The Canadiens will soon find out how much more White can offer. He says he learned a lot about his game by watching others play, a luxury afforded only those who have the time and bird's-eye view injury provides. He's seen what makes other players good and tried to think of how he can incorporate those observations into the way he plays.
So far, so good. In his first real game back, in a conditioning stint with the Bulldogs, White played nearly 18 minutes, scored two goals and threw his weight around. It was a big step for a player who, more than many, relies on the resilience of his body to be successful on the ice. That body will be significantly tested in his first weekend back in action, with three games in three nights. It's all part of the long, difficult journey he's undertaken in an effort to get back into the Canadiens lineup before the season ends.
Still, he brushes aside the very thought that the loneliness, hard work and pain of this season might change him or the way he plays. On the contrary, he says he feels mentally stronger and has learned how to prepare physically for games in a way he never did before. He declares himself ready to pick up the threads of the dream that seemed to unravel for him last spring.
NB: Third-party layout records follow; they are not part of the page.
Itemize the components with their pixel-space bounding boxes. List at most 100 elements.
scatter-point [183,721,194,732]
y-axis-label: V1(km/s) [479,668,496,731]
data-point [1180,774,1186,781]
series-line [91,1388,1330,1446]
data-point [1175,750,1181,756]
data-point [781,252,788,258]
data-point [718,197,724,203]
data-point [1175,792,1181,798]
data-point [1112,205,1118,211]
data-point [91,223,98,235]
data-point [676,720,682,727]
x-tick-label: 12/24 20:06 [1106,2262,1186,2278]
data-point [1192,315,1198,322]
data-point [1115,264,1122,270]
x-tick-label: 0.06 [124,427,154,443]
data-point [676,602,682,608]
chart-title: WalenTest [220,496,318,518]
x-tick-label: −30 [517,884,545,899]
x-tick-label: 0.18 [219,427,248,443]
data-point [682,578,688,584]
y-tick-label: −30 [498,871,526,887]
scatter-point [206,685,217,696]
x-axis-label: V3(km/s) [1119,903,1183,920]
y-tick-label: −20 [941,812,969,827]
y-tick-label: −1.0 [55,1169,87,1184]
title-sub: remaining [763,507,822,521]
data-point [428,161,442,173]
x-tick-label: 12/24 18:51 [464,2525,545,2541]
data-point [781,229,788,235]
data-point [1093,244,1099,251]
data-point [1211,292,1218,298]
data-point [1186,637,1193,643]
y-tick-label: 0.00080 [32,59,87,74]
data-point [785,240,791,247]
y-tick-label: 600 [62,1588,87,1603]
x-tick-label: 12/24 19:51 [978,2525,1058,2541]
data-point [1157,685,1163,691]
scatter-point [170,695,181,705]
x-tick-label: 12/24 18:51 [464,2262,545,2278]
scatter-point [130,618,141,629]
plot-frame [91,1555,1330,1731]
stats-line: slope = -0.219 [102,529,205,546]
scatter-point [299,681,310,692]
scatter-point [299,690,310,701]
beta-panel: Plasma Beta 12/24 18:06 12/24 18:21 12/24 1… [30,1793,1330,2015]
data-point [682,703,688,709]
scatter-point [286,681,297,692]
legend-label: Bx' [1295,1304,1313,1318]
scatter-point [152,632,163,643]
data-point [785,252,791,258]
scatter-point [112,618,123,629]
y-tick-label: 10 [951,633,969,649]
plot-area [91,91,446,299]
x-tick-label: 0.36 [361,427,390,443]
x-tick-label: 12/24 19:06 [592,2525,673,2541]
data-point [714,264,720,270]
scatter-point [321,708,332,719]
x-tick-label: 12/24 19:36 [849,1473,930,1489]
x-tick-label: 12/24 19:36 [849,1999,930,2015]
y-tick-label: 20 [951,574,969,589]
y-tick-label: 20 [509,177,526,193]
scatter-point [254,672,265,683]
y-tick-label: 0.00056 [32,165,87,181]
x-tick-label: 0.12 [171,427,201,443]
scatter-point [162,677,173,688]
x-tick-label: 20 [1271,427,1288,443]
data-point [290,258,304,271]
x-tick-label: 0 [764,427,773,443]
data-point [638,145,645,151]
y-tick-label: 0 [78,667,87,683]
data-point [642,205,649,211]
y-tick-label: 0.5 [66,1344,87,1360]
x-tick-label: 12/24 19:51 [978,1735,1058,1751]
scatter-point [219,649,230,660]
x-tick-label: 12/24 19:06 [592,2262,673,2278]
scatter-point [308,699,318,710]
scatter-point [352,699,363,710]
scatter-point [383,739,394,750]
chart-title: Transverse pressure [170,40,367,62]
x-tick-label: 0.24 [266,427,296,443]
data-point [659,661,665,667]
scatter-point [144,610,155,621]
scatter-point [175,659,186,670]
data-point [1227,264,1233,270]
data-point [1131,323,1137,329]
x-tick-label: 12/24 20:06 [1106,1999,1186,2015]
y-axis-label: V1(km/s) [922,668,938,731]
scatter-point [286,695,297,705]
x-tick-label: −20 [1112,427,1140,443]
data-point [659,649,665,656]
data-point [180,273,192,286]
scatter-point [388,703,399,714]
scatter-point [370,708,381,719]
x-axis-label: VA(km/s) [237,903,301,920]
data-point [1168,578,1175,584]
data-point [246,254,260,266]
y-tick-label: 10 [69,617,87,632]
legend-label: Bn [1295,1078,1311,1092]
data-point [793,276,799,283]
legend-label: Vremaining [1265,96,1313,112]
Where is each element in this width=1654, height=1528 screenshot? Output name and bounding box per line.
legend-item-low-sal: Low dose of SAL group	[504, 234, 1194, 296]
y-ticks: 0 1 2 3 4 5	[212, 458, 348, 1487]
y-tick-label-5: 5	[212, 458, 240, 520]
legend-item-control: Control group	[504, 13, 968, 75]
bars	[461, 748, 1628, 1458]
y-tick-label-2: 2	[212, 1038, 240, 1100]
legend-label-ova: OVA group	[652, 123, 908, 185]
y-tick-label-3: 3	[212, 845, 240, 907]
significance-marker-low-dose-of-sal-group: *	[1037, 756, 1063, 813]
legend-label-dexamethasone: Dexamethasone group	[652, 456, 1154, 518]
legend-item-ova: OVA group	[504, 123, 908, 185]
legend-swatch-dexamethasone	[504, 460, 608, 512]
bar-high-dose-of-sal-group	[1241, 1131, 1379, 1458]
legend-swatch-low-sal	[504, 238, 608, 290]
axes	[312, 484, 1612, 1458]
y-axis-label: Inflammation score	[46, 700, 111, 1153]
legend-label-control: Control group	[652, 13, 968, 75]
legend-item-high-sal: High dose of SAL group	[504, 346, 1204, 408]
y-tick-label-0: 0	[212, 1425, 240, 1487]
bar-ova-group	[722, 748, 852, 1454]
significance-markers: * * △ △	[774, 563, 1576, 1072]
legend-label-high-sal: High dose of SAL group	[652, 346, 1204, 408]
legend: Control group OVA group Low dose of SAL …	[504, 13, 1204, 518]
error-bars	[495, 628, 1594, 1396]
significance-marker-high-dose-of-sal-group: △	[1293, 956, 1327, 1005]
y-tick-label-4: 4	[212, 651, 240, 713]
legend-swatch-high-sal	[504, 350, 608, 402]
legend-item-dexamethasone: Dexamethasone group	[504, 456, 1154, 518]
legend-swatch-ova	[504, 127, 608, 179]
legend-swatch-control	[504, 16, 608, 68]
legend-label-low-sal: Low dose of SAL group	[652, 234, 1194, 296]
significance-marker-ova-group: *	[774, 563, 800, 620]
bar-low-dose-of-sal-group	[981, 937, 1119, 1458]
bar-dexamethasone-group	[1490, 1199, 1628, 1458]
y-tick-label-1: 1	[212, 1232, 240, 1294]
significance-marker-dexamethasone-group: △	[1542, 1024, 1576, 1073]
"There's always pressure to play up there. I don't change my game. I play the same way down here as I do up there. That's my game. I have to play that way. That's the way I've always played. It's a tough job some nights, but some nights I see that our team needs that and I hope I can bring that," he vows in a voice ringing with conviction.
With his boyish exuberance and his gap-toothed smile, there's still a lot of kid in Ryan White. These days, though, he's emerging as a man who's lived through the disappointment of childhood dreams gone wrong. He's learned about hardship and endurance, and he's discovered a dream that's worth anything doesn't come true by itself. He's coming back a more determined player, one who's focused just a little more sharply on making the dream come true for real.